We recently picked up a busy hotel location because the previous operator wouldn’t pay for a wireless box!

3) New technologies that increase efficiency and profitability

Technology now allows us to remotely reboot ATMs, print journals, and locate wireless modems and assess their signal strength.

ATM operators who embrace these and other new technologies become more operationally efficient, which allows them to run larger fleets and frees up more of their time to negotiate new contracts and maximize asset profitability.

New functionalities at the ATM, such as direct currency conversion (available now) or bitcoin purchase and cash-out capability (maybe coming soon) are certainly worth a try. These options are often available from your processor at no cost and can bring in extra income.

4) Conversion of high volume locations to armored car load

Very few of us small ATM operators have an unlimited reserve of cash.

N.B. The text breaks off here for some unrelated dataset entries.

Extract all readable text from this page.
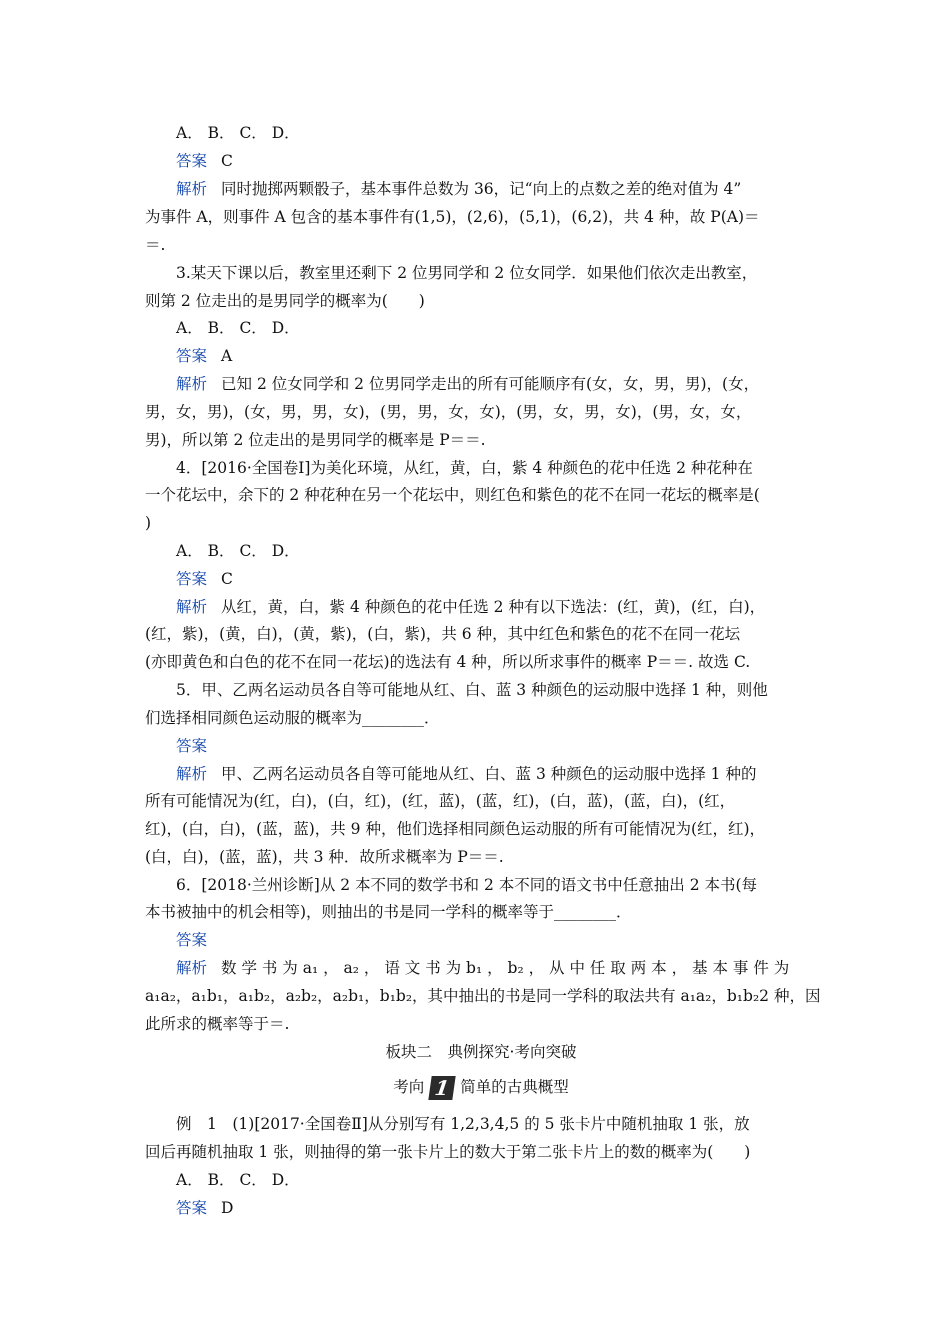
A． B． C． D．
答案 C
解析 同时抛掷两颗骰子，基本事件总数为 36，记“向上的点数之差的绝对值为 4”
为事件 A，则事件 A 包含的基本事件有(1,5)，(2,6)，(5,1)，(6,2)，共 4 种，故 P(A)＝
＝.
3.某天下课以后，教室里还剩下 2 位男同学和 2 位女同学．如果他们依次走出教室，
则第 2 位走出的是男同学的概率为(　　)
A． B． C． D．
答案 A
解析 已知 2 位女同学和 2 位男同学走出的所有可能顺序有(女，女，男，男)，(女，
男，女，男)，(女，男，男，女)，(男，男，女，女)，(男，女，男，女)，(男，女，女，
男)，所以第 2 位走出的是男同学的概率是 P＝＝.
4．[2016·全国卷Ⅰ]为美化环境，从红，黄，白，紫 4 种颜色的花中任选 2 种花种在
一个花坛中，余下的 2 种花种在另一个花坛中，则红色和紫色的花不在同一花坛的概率是(
)
A． B． C． D．
答案 C
解析 从红，黄，白，紫 4 种颜色的花中任选 2 种有以下选法：(红，黄)，(红，白)，
(红，紫)，(黄，白)，(黄，紫)，(白，紫)，共 6 种，其中红色和紫色的花不在同一花坛
(亦即黄色和白色的花不在同一花坛)的选法有 4 种，所以所求事件的概率 P＝＝. 故选 C.
5．甲、乙两名运动员各自等可能地从红、白、蓝 3 种颜色的运动服中选择 1 种，则他
们选择相同颜色运动服的概率为________．
答案
解析 甲、乙两名运动员各自等可能地从红、白、蓝 3 种颜色的运动服中选择 1 种的
所有可能情况为(红，白)，(白，红)，(红，蓝)，(蓝，红)，(白，蓝)，(蓝，白)，(红，
红)，(白，白)，(蓝，蓝)，共 9 种，他们选择相同颜色运动服的所有可能情况为(红，红)，
(白，白)，(蓝，蓝)，共 3 种．故所求概率为 P＝＝.
6．[2018·兰州诊断]从 2 本不同的数学书和 2 本不同的语文书中任意抽出 2 本书(每
本书被抽中的机会相等)，则抽出的书是同一学科的概率等于________．
答案
解析 数 学 书 为 a₁ ， a₂ ， 语 文 书 为 b₁ ， b₂ ， 从 中 任 取 两 本 ， 基 本 事 件 为
a₁a₂，a₁b₁，a₁b₂，a₂b₂，a₂b₁，b₁b₂，其中抽出的书是同一学科的取法共有 a₁a₂，b₁b₂2 种，因
此所求的概率等于＝.
板块二　典例探究·考向突破
考向 1 简单的古典概型
例　1　(1)[2017·全国卷Ⅱ]从分别写有 1,2,3,4,5 的 5 张卡片中随机抽取 1 张，放
回后再随机抽取 1 张，则抽得的第一张卡片上的数大于第二张卡片上的数的概率为(　　)
A． B． C． D．
答案 D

Because of this, it can make a lot of sense to develop a relationship with an armored carrier management company that can load higher volume locations.

This cuts down on stress and risk, and frees up vault cash that can be used instead to service a larger number of lower-volume locations.

The use of armored carriers also allows you to expand your geographic footprint — and it might not cost as much as you would think. There are many local armored carriers that do an excellent job loading ATMs.


The landscape for the small ATM operator is changing rapidly,  but cash is not going away as a payment vehicle.

The successful small ATM operators will be nimble and resourceful enough to use these major changes to grow their business.